Effective and Imperceptible Adversarial Textual Attack via Multi-objectivization

The field of adversarial textual attack has significantly grown over the last few years, where the commonly considered objective is to craft adversarial examples (AEs) that can successfully fool the target model. However, the imperceptibility of attacks, which is also essential for practical attackers, is often left out by previous studies. In consequence, the crafted AEs tend to have obvious structural and semantic differences from the original human-written texts, making them easily perceptible. In this work, we advocate leveraging multi-objectivization to address such issue.
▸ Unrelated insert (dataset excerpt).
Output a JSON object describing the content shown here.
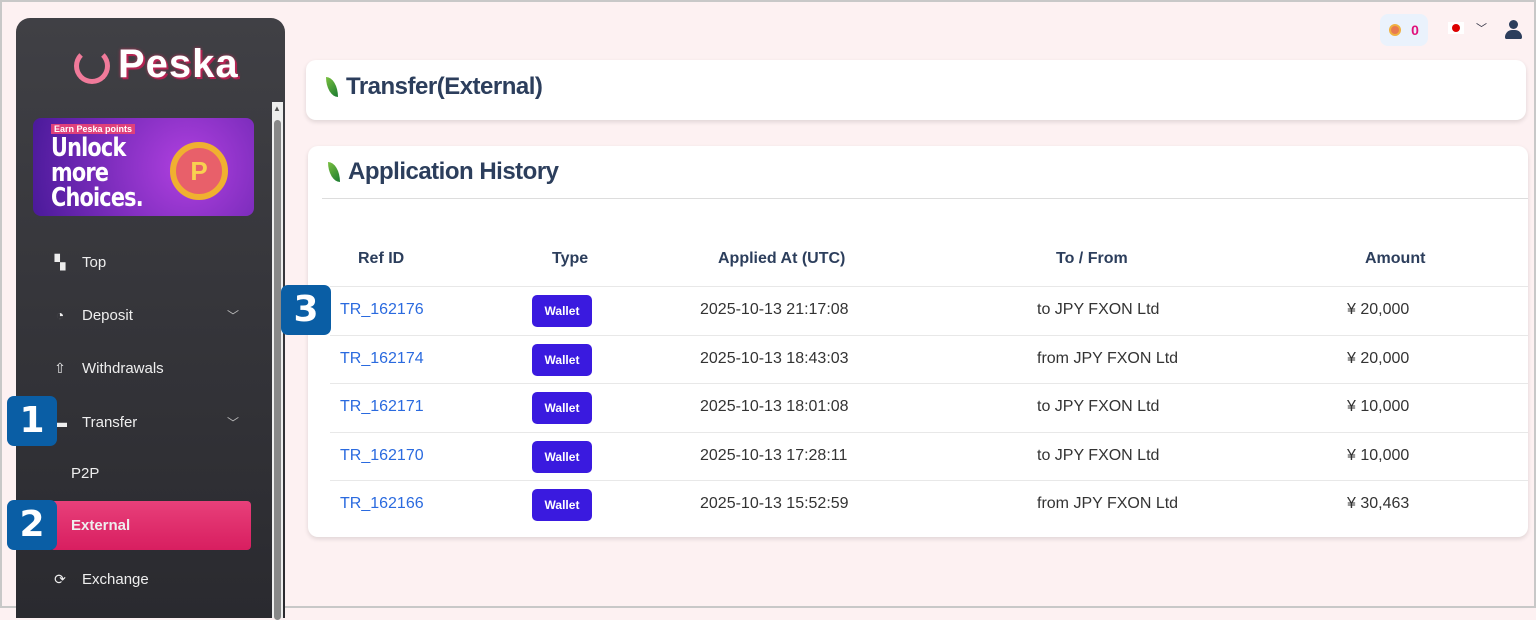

Specifically, we formulate the problem of crafting AEs as a multi-objective optimization problem, where the imperceptibility of attacks is considered as auxiliary objectives. Then, we propose a simple yet effective evolutionary algorithm, dubbed HydraText, to solve this problem. To the best of our knowledge, HydraText is currently the only approach that can be effectively applied to both score-based and decision-based attack settings. Exhaustive experiments involving 44237 instances demonstrate that HydraText consistently achieves competitive attack success rates and better attack imperceptibility than the recently proposed attack approaches. A human evaluation study also shows that the AEs crafted by HydraText are more indistinguishable from human-written texts. Finally, these AEs exhibit good transferability and can bring notable robustness improvement to the target model by adversarial training.